In [1]:
import numpy as np
from PIL import Image

### Load Dataset

In [2]:
all_data = np.load('train_dev_test.npz')

In [3]:
train_encoder_output = all_data['train_encoder_output']
train_decoder_input = all_data['train_decoder_input']
train_decoder_target = all_data['train_decoder_target']
validation_encoder_output = all_data['validation_encoder_output']
validation_decoder_input = all_data['validation_decoder_input']
validation_decoder_target = all_data['validation_decoder_target']
test_encoder_output = all_data['test_encoder_output']
test_decoder_input = all_data['test_decoder_input']
test_decoder_target = all_data['test_decoder_target']

In [4]:
from caption_utils import *
train_fns_list, dev_fns_list, test_fns_list = load_split_lists()

train_captions_raw, dev_captions_raw, test_captions_raw = get_caption_split()
vocab = create_vocab(train_captions_raw)
token2idx, idx2token = vocab_to_index(vocab)     

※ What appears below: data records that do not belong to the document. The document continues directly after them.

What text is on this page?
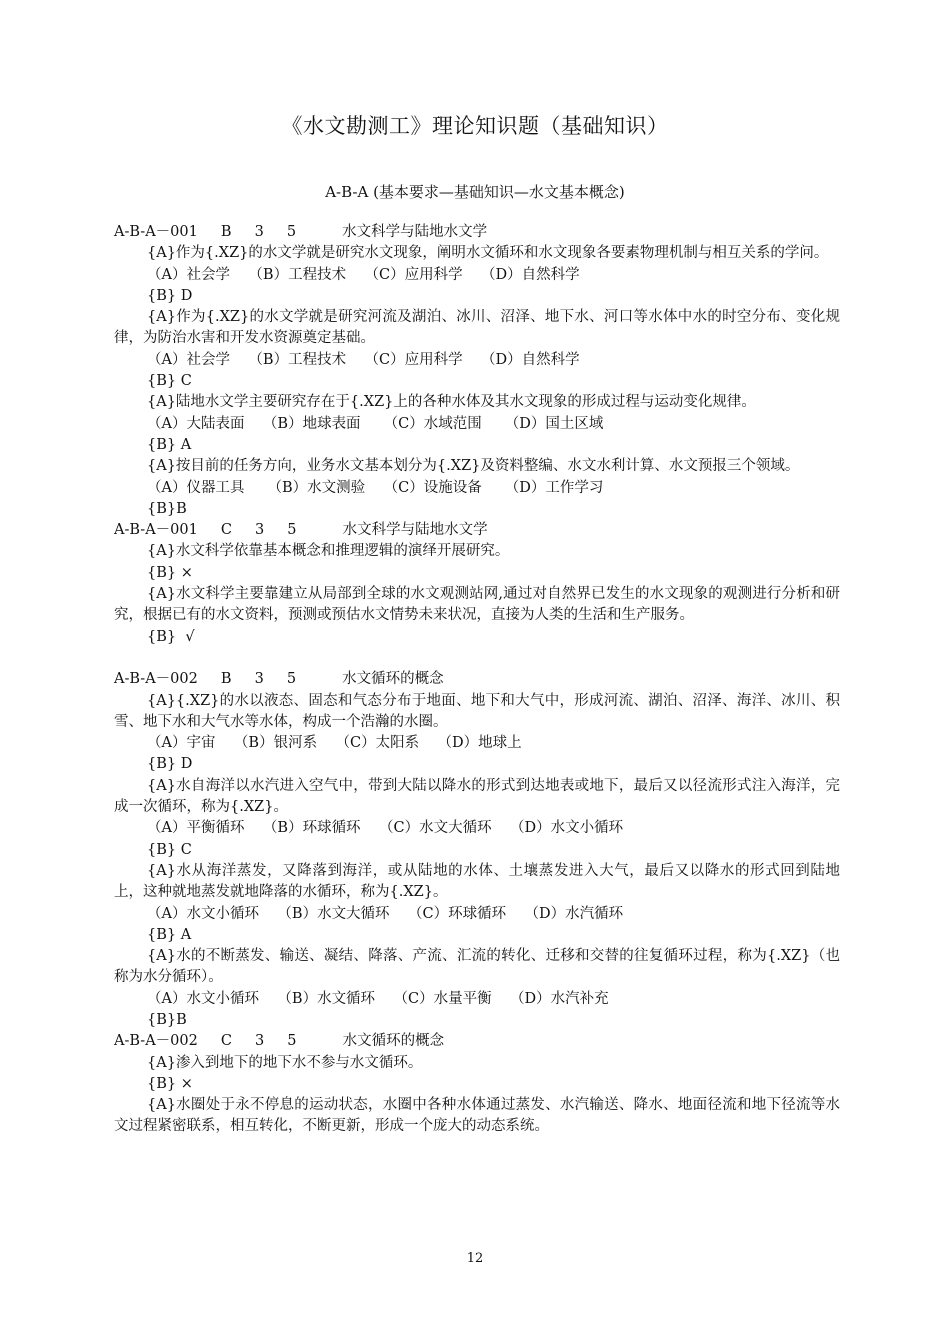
《水文勘测工》理论知识题（基础知识）
A-B-A (基本要求—基础知识—水文基本概念)
A-B-A－001     B     3     5          水文科学与陆地水文学
{A}作为{.XZ}的水文学就是研究水文现象，阐明水文循环和水文现象各要素物理机制与相互关系的学问。
（A）社会学    （B）工程技术    （C）应用科学    （D）自然科学
{B} D
{A}作为{.XZ}的水文学就是研究河流及湖泊、冰川、沼泽、地下水、河口等水体中水的时空分布、变化规律，为防治水害和开发水资源奠定基础。
（A）社会学    （B）工程技术    （C）应用科学    （D）自然科学
{B} C
{A}陆地水文学主要研究存在于{.XZ}上的各种水体及其水文现象的形成过程与运动变化规律。
（A）大陆表面    （B）地球表面     （C）水域范围     （D）国土区域
{B} A
{A}按目前的任务方向，业务水文基本划分为{.XZ}及资料整编、水文水利计算、水文预报三个领域。
（A）仪器工具     （B）水文测验    （C）设施设备     （D）工作学习
{B}B
A-B-A－001     C     3     5          水文科学与陆地水文学
{A}水文科学依靠基本概念和推理逻辑的演绎开展研究。
{B} ×
{A}水文科学主要靠建立从局部到全球的水文观测站网,通过对自然界已发生的水文现象的观测进行分析和研究，根据已有的水文资料，预测或预估水文情势未来状况，直接为人类的生活和生产服务。
{B}  √
A-B-A－002     B     3     5          水文循环的概念
{A}{.XZ}的水以液态、固态和气态分布于地面、地下和大气中，形成河流、湖泊、沼泽、海洋、冰川、积雪、地下水和大气水等水体，构成一个浩瀚的水圈。
（A）宇宙    （B）银河系    （C）太阳系    （D）地球上
{B} D
{A}水自海洋以水汽进入空气中，带到大陆以降水的形式到达地表或地下，最后又以径流形式注入海洋，完成一次循环，称为{.XZ}。
（A）平衡循环    （B）环球循环    （C）水文大循环    （D）水文小循环
{B} C
{A}水从海洋蒸发，又降落到海洋，或从陆地的水体、土壤蒸发进入大气，最后又以降水的形式回到陆地上，这种就地蒸发就地降落的水循环，称为{.XZ}。
（A）水文小循环    （B）水文大循环    （C）环球循环    （D）水汽循环
{B} A
{A}水的不断蒸发、输送、凝结、降落、产流、汇流的转化、迁移和交替的往复循环过程，称为{.XZ}（也称为水分循环）。
（A）水文小循环    （B）水文循环    （C）水量平衡    （D）水汽补充
{B}B
A-B-A－002     C     3     5          水文循环的概念
{A}渗入到地下的地下水不参与水文循环。
{B} ×
{A}水圈处于永不停息的运动状态，水圈中各种水体通过蒸发、水汽输送、降水、地面径流和地下径流等水文过程紧密联系，相互转化，不断更新，形成一个庞大的动态系统。
12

  from ._conv import register_converters as _register_converters
Using TensorFlow backend.
  return f(*args, **kwds)


## Model Architecture

In [5]:
from keras.models import Model, Sequential
from keras.layers import Input, Dense, BatchNormalization, RepeatVector, Concatenate, Merge
from keras.layers import LSTM, GRU, Embedding, TimeDistributed
from keras import backend as K

#### Parameters

In [6]:
emb_size = 150
lstm_size = 300
vocab_size = len(vocab)
max_length = train_decoder_target.shape[1]

lr = 0.001
dropout_rate = 0.2
batch_size = 64
n_epochs = 20

### Model

In [14]:
K.clear_session()

In [15]:
# Image -> Image embedding
img_emb = Sequential()
img_emb.add(Dense(emb_size, input_dim=train_encoder_output.shape[1], activation='relu'))
img_emb.add(RepeatVector(1))

In [16]:
# Sentence to Word embedding
word_emb = Sequential()
word_emb.add(Embedding(input_dim=vocab_size, output_dim=emb_size, input_length=max_length-1))
#word_emb.add(Embedding(input_dim=vocab_size, output_dim=emb_size))

In [17]:
# Merge img_emb and word_emb
model = Sequential()
model.add(Merge([img_emb, word_emb], mode='concat', concat_axis=1))
#merged = Concatenate([img_emb, word_emb])
model.add(BatchNormalization())

  This is separate from the ipykernel package so we can avoid doing imports until


In [18]:
# RNN Layer
model.add(GRU(lstm_size, return_sequences=True, dropout=dropout_rate, recurrent_dropout=dropout_rate))
model.add(BatchNormalization())
model.add(TimeDistributed(Dense(vocab_size, activation='softmax')))

In [19]:
print(img_emb.summary())
print(word_emb.summary())
print(model.summary())

_________________________________________________________________
Layer (type)                 Output Shape              Param #   
dense_1 (Dense)              (None, 150)               76950     
_________________________________________________________________
repeat_vector_1 (RepeatVecto (None, 1, 150)            0         
Total params: 76,950
Trainable params: 76,950
Non-trainable params: 0
_________________________________________________________________
None
_________________________________________________________________
Layer (type)                 Output Shape              Param #   
embedding_1 (Embedding)      (None, 38, 150)           379650    
Total params: 379,650
Trainable params: 379,650
Non-trainable params: 0
_________________________________________________________________
None
_________________________________________________________________
Layer (type)                 Output Shape              Param #   
merge_1 (Merge)              (None, 39, 150)           0

In [22]:
from keras.utils import plot_model
plot_model(model, to_file='model.png', show_shapes=True)

In [23]:
model.compile(optimizer='adam',
               loss='categorical_crossentropy',
               metrics=['accuracy'])

### Train the Model

In [None]:
model.fit([train_encoder_output, train_decoder_input], [train_decoder_target], 
           validation_data=([validation_encoder_output, validation_decoder_input], [validation_decoder_target]),
           epochs=n_epochs, batch_size=batch_size, verbose=2)

### Add code to save the model 

In [None]:
from keras.callbacks import ModelCheckpoint

In [None]:
checkpointer = ModelCheckpoint(filepath='saved_models/weights.best.VGG16.flicker8k', 
                               verbose=1, save_best_only=True)

# Model fit

### Load the Model with the Best Validation Loss

In [None]:
VGG16_model.load_weights('saved_models/weights.best.VGG16.flicker8k')

### Test the Model

In [25]:
print(test_encoder_output.shape)
print(test_decoder_input.shape)
print(test_decoder_target.shape)

(5000, 512)
(5000, 38)
(5000, 39, 2531)